Since the collapse of the Bretton Woods system, IMF members have been free to choose any form of exchange arrangement they wish (except pegging their currency to gold).
These arrangements include allowing the currency to float freely, pegging it to another currency or a basket of currencies, adopting the currency of another country, participating in a currency bloc, or forming part of a monetary union.
And now, as we see the supposed threat of the BRICS countries seeking to de-dollarize – alongside whatever chimera of a currency Russia-China comes up with backed by commodities, oil and gold…
I remain unconvinced that any currency poses any threat to the dollar dominance, unless they are willing to replace America as the security guarantor for global trade.

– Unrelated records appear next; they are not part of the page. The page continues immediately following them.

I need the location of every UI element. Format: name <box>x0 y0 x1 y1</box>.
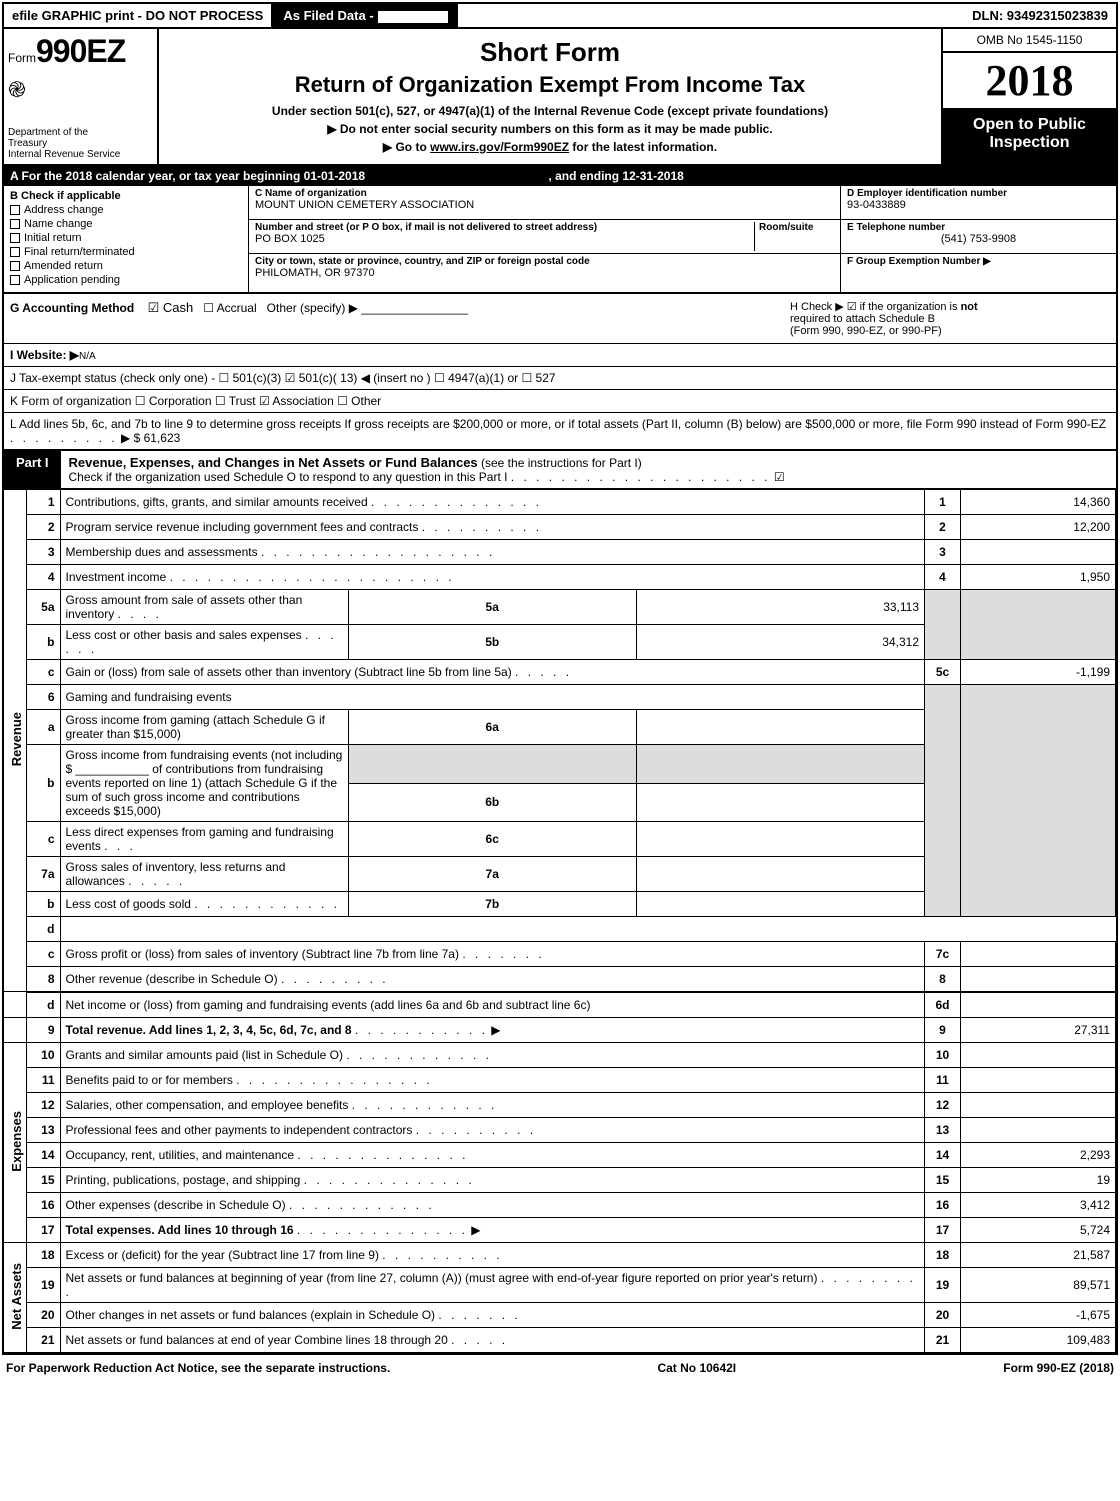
line-15-amt: 19 <box>961 1168 1116 1193</box>
part-1-ledger: Revenue 1 Contributions, gifts, grants, … <box>4 489 1116 992</box>
chk-final-return[interactable]: Final return/terminated <box>10 246 242 258</box>
org-city: PHILOMATH, OR 97370 <box>255 267 834 279</box>
line-18-amt: 21,587 <box>961 1243 1116 1268</box>
row-i-website: I Website: ▶N/A <box>4 344 1116 367</box>
chk-initial-return[interactable]: Initial return <box>10 232 242 244</box>
form-subtitle-1: Under section 501(c), 527, or 4947(a)(1)… <box>169 104 931 118</box>
section-bcdef: B Check if applicable Address change Nam… <box>4 186 1116 294</box>
org-name: MOUNT UNION CEMETERY ASSOCIATION <box>255 199 834 211</box>
section-b-checkboxes: B Check if applicable Address change Nam… <box>4 186 249 292</box>
line-1-amt: 14,360 <box>961 490 1116 515</box>
line-21-amt: 109,483 <box>961 1328 1116 1353</box>
section-c-org-info: C Name of organization MOUNT UNION CEMET… <box>249 186 841 292</box>
part-1-ledger-cont: d Net income or (loss) from gaming and f… <box>4 992 1116 1353</box>
row-j-tax-exempt: J Tax-exempt status (check only one) - ☐… <box>4 367 1116 390</box>
chk-application-pending[interactable]: Application pending <box>10 274 242 286</box>
paperwork-notice: For Paperwork Reduction Act Notice, see … <box>6 1361 390 1375</box>
side-label-net-assets: Net Assets <box>4 1243 26 1353</box>
form-title-1: Short Form <box>169 37 931 68</box>
side-label-expenses: Expenses <box>4 1043 26 1243</box>
line-5a-amt: 33,113 <box>636 590 924 625</box>
irs-link[interactable]: www.irs.gov/Form990EZ <box>430 140 569 154</box>
accounting-method: G Accounting Method ☑ Cash ☐ Accrual Oth… <box>10 300 790 337</box>
form-title-2: Return of Organization Exempt From Incom… <box>169 72 931 98</box>
treasury-seal-icon: ֎ <box>8 75 153 104</box>
line-20-amt: -1,675 <box>961 1303 1116 1328</box>
omb-number: OMB No 1545-1150 <box>943 29 1116 53</box>
line-5c-amt: -1,199 <box>961 660 1116 685</box>
department-label: Department of the Treasury Internal Reve… <box>8 127 153 160</box>
row-gh: G Accounting Method ☑ Cash ☐ Accrual Oth… <box>4 294 1116 344</box>
header-center: Short Form Return of Organization Exempt… <box>159 29 941 164</box>
as-filed-data: As Filed Data - <box>273 4 457 27</box>
section-def: D Employer identification number 93-0433… <box>841 186 1116 292</box>
group-exemption: F Group Exemption Number ▶ <box>847 256 1110 267</box>
form-subtitle-3: ▶ Go to www.irs.gov/Form990EZ for the la… <box>169 140 931 154</box>
ein: 93-0433889 <box>847 199 1110 211</box>
line-14-amt: 2,293 <box>961 1143 1116 1168</box>
line-5b-amt: 34,312 <box>636 625 924 660</box>
side-label-revenue: Revenue <box>4 490 26 992</box>
open-to-public: Open to Public Inspection <box>943 110 1116 164</box>
line-2-amt: 12,200 <box>961 515 1116 540</box>
form-subtitle-2: ▶ Do not enter social security numbers o… <box>169 122 931 136</box>
tax-year: 2018 <box>943 53 1116 110</box>
line-17-amt: 5,724 <box>961 1218 1116 1243</box>
form-ref: Form 990-EZ (2018) <box>1003 1361 1114 1375</box>
line-9-amt: 27,311 <box>961 1018 1116 1043</box>
line-16-amt: 3,412 <box>961 1193 1116 1218</box>
page-footer: For Paperwork Reduction Act Notice, see … <box>0 1357 1120 1379</box>
header-left: Form990EZ ֎ Department of the Treasury I… <box>4 29 159 164</box>
line-4-amt: 1,950 <box>961 565 1116 590</box>
chk-amended-return[interactable]: Amended return <box>10 260 242 272</box>
cat-no: Cat No 10642I <box>657 1361 736 1375</box>
top-bar: efile GRAPHIC print - DO NOT PROCESS As … <box>4 4 1116 29</box>
gross-receipts-amount: $ 61,623 <box>134 431 181 445</box>
row-k-org-form: K Form of organization ☐ Corporation ☐ T… <box>4 390 1116 413</box>
row-l-gross-receipts: L Add lines 5b, 6c, and 7b to line 9 to … <box>4 413 1116 451</box>
form-header: Form990EZ ֎ Department of the Treasury I… <box>4 29 1116 166</box>
efile-notice: efile GRAPHIC print - DO NOT PROCESS <box>4 4 273 27</box>
phone: (541) 753-9908 <box>847 233 1110 245</box>
line-19-amt: 89,571 <box>961 1268 1116 1303</box>
row-a-tax-year: A For the 2018 calendar year, or tax yea… <box>4 166 1116 186</box>
dln: DLN: 93492315023839 <box>964 4 1116 27</box>
line-3-amt <box>961 540 1116 565</box>
header-right: OMB No 1545-1150 2018 Open to Public Ins… <box>941 29 1116 164</box>
form-990ez: efile GRAPHIC print - DO NOT PROCESS As … <box>2 2 1118 1355</box>
schedule-b-check: H Check ▶ ☑ if the organization is not r… <box>790 300 1110 337</box>
as-filed-blank <box>378 11 448 23</box>
org-street: PO BOX 1025 <box>255 233 754 245</box>
chk-name-change[interactable]: Name change <box>10 218 242 230</box>
part-1-header: Part I Revenue, Expenses, and Changes in… <box>4 451 1116 489</box>
form-number: Form990EZ <box>8 33 153 70</box>
chk-address-change[interactable]: Address change <box>10 204 242 216</box>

Why King Dollar Is Here to Stay (and gold could still go higher from here)
Every single year for as long as I’ve been in the markets, I’ve seen stories about the demise of the dollar and the end of the American empire.
Chances are, you’ve probably seen this misleading chart that all but predicts that the U.S.dollar is at or nearing the end of its ~100 year reign as the global reserve currency… Similar to the U.K., France and others before…
And you’ve seen the very scary charts about the national debt that continues to climb at alarming rates.
The national debt is now USD 31.4 trillion, or 121% of GDP.
Guess what? So is everyone else (especially China)!
On a relative basis, America – and the USD – is still the “best house in a bad neighborhood.”
As Warren Buffet recently said “Despite some severe interruptions, our country’s economic progress has been breathtaking. Our unwavering conclusion: Never bet against America.”
What does any of this have to do with gold you might ask?
If you believe – like I do – that the Commodity Supercycle thesis is underway, geopolitical tensions will continue to rise, inflation is inevitable, and a recession is near…
If that doesn’t sent gold prices up, I don’t know what will.